Make time to check out your local game store and shop for games together. Boardgame stores can be great resources to learn about new games and some will even let you play them before you buy. I’m lucky that gamestores near me feature open play areas where we can go and play games outside of the house, providing a change of scenery. Playing games in a store play room is also great if you don’t have space at home for games that require more room.
If you don’t have a local game store near you to help you choose the game right for your family, check out Youtube or a review website like OurFamilyGameReviews.com to find out what other people are saying about games they love to play.
Game Night Rules:
We have a rule for our family game nights banning electronics from the table when playing board games or role playing games. It’s too easy for the entire family to get sucked into their individual screens, causing us to interact with each other less than we should. Setting up a time where the whole family can come together that doesn’t include electronics is a much needed break for everyone. All it takes is commitment by the whole family to show up for that weekly evening to play games.
Be aware that you need to give yourself permission to adjust your rules as needed.
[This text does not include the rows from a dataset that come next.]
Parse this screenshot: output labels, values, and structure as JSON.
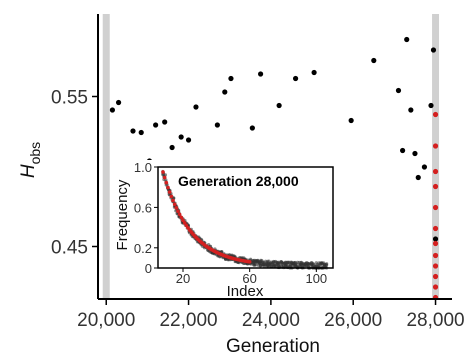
{
  "chart_data": [
    {
      "type": "scatter",
      "xlabel": "Generation",
      "ylabel": "H",
      "ylabel_subscript": "obs",
      "xlim": [
        19800,
        28400
      ],
      "ylim": [
        0.415,
        0.605
      ],
      "xticks": [
        20000,
        22000,
        24000,
        26000,
        28000
      ],
      "xtick_labels": [
        "20,000",
        "22,000",
        "24,000",
        "26,000",
        "28,000"
      ],
      "yticks": [
        0.45,
        0.55
      ],
      "ytick_labels": [
        "0.45",
        "0.55"
      ],
      "highlight_bands_x": [
        20000,
        28000
      ],
      "highlight_color": "#d0d0d0",
      "series": [
        {
          "color": "#000000",
          "points": [
            [
              20150,
              0.541
            ],
            [
              20300,
              0.546
            ],
            [
              20480,
              0.505
            ],
            [
              20650,
              0.527
            ],
            [
              20850,
              0.526
            ],
            [
              21050,
              0.507
            ],
            [
              21200,
              0.531
            ],
            [
              21420,
              0.533
            ],
            [
              21600,
              0.516
            ],
            [
              21820,
              0.523
            ],
            [
              22000,
              0.521
            ],
            [
              22180,
              0.543
            ],
            [
              22400,
              0.503
            ],
            [
              22700,
              0.531
            ],
            [
              22880,
              0.553
            ],
            [
              23030,
              0.562
            ],
            [
              23150,
              0.487
            ],
            [
              23550,
              0.529
            ],
            [
              23750,
              0.565
            ],
            [
              24200,
              0.544
            ],
            [
              24600,
              0.562
            ],
            [
              25050,
              0.566
            ],
            [
              25950,
              0.534
            ],
            [
              26500,
              0.574
            ],
            [
              27100,
              0.554
            ],
            [
              27200,
              0.514
            ],
            [
              27300,
              0.588
            ],
            [
              27400,
              0.541
            ],
            [
              27500,
              0.512
            ],
            [
              27580,
              0.496
            ],
            [
              27730,
              0.503
            ],
            [
              27890,
              0.544
            ],
            [
              27950,
              0.581
            ],
            [
              28000,
              0.455
            ]
          ]
        },
        {
          "color": "#d42020",
          "points": [
            [
              28000,
              0.538
            ],
            [
              28000,
              0.517
            ],
            [
              28000,
              0.5
            ],
            [
              28000,
              0.49
            ],
            [
              28000,
              0.476
            ],
            [
              28000,
              0.462
            ],
            [
              28000,
              0.452
            ],
            [
              28000,
              0.444
            ],
            [
              28000,
              0.437
            ],
            [
              28000,
              0.43
            ],
            [
              28000,
              0.423
            ],
            [
              28000,
              0.416
            ]
          ]
        }
      ]
    },
    {
      "type": "scatter",
      "title": "Generation 28,000",
      "xlabel": "Index",
      "ylabel": "Frequency",
      "xlim": [
        5,
        110
      ],
      "ylim": [
        0,
        1.0
      ],
      "xticks": [
        20,
        60,
        100
      ],
      "xtick_labels": [
        "20",
        "60",
        "100"
      ],
      "yticks": [
        0,
        0.2,
        0.6,
        1.0
      ],
      "ytick_labels": [
        "0",
        "0.2",
        "0.6",
        "1.0"
      ],
      "series": [
        {
          "color": "#333333",
          "model": "decay",
          "a": 0.95,
          "k": 0.06,
          "x0": 8,
          "floor": 0.02,
          "x_range": [
            8,
            106
          ],
          "spread": 0.06,
          "style": "dense-cloud"
        },
        {
          "color": "#d42020",
          "model": "decay",
          "a": 0.95,
          "k": 0.06,
          "x0": 8,
          "floor": 0.02,
          "x_range": [
            8,
            60
          ],
          "style": "line-points"
        }
      ]
    }
  ]
}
As an example, my father enjoys playing miniature games, but because of his poor eyesight he needs a tablet with zoom to read rules and warscrolls for Warhammer Age of Sigmar. We make exceptions where it makes sense. The main goal of our “no electronics” rule is to keep us from getting distracted from playing the game. This rule may not work for every family, but it has served us well to keep everyone focused and having fun.
Our family has built years of amazing memories playing games on family game night. It has helped our family bonds grow tighter. Countless game nights and camping trips, hauling our game collection along, have taught us that the family that plays together, stays together, and you don’t have to be staring at an LCD screen to have some serious fun.